Visible to the public Security Reasoning for Distributed Systems with Uncertainty (CMU/Cornell Collaborative Proposal) - January 2015

Public Audience
Purpose: To highlight progress. Information is generally at a higher level which is accessible to the interested public.

PI(s): Andre Platzer
Co-PI(s):
Researchers: Dexter Kozen (Cornell)

1) HARD PROBLEM(S) ADDRESSED (with short descriptions)
This refers to Hard Problems, released November 2012.

Scalability & composability and resilient architecture.

We are interested in answering the question "Is my system sufficiently robust to both stochastic failures and deliberate attack"? Our methods consist of techniques that will be helpful in analyzing and synthesizing security polices for complicated systems.
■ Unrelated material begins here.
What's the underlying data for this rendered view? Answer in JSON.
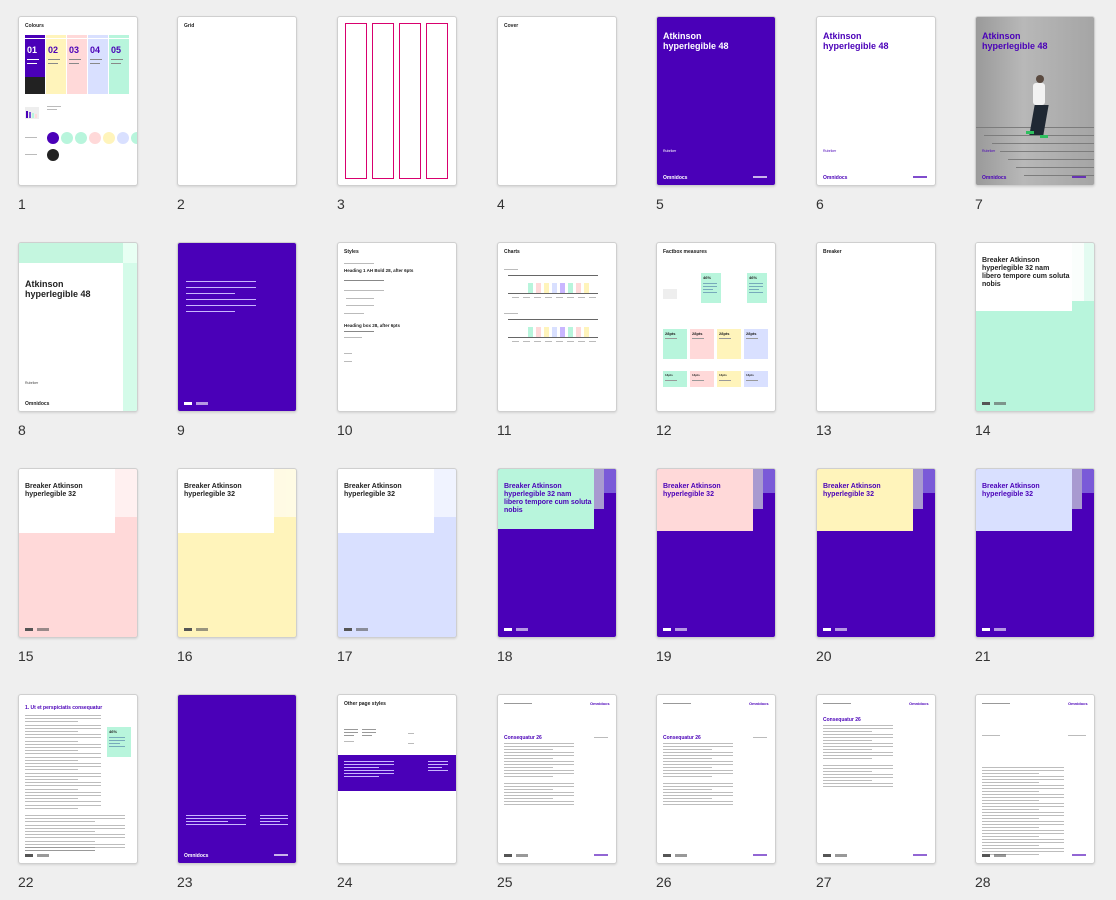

Our perspective on security is data-driven. Our goal is to help build tools to manage existing hardware and software by providing new capabilities based on machine learning. As an example, our methods will allow the construction of decision support tools that can both detect anomalies and suggest (or automatically run) corrective actions in the face of anomalous events.

The principle challenge for our view of security is ensuring that we can handle the reams of data that systems generate, while being able to provide a fine-grained analysis. Methods that are not able achieve both of these goals will not be useful--either providing insufficiently accurate security advice or bombarding human operators with too many false positives. Further priorities include making sure that our methods cannot be easily defeated or manipulated by adversaries who are aware that they are facing a learning algorithm.

2) PUBLICATIONS
* Khalil Ghorbal, Jean-Baptiste Jeannin, Erik P. Zawadzki, Andre Platzer, Geoffrey J. Gordon, and Peter Capell. Hybrid theorem proving of aerospace systems: Applications and challenges. Journal of Aerospace Information Systems. 2014


This paper addresses the formal verification of an aerospace controller set in a noisy environment. While this domain does not involve security, this paper also involves trying to certify probabilistic behavior in complicated learned system. Many of the same techniques are applicable.

3) KEY HIGHLIGHTS

How can we reason about security in underspecified and uncertain environments? This project focuses on scalable optimization and proof techniques for both analyzing and synthesizing security policies. Methods focus on approximate reasoning that maintains rigorous bounds on answer quality.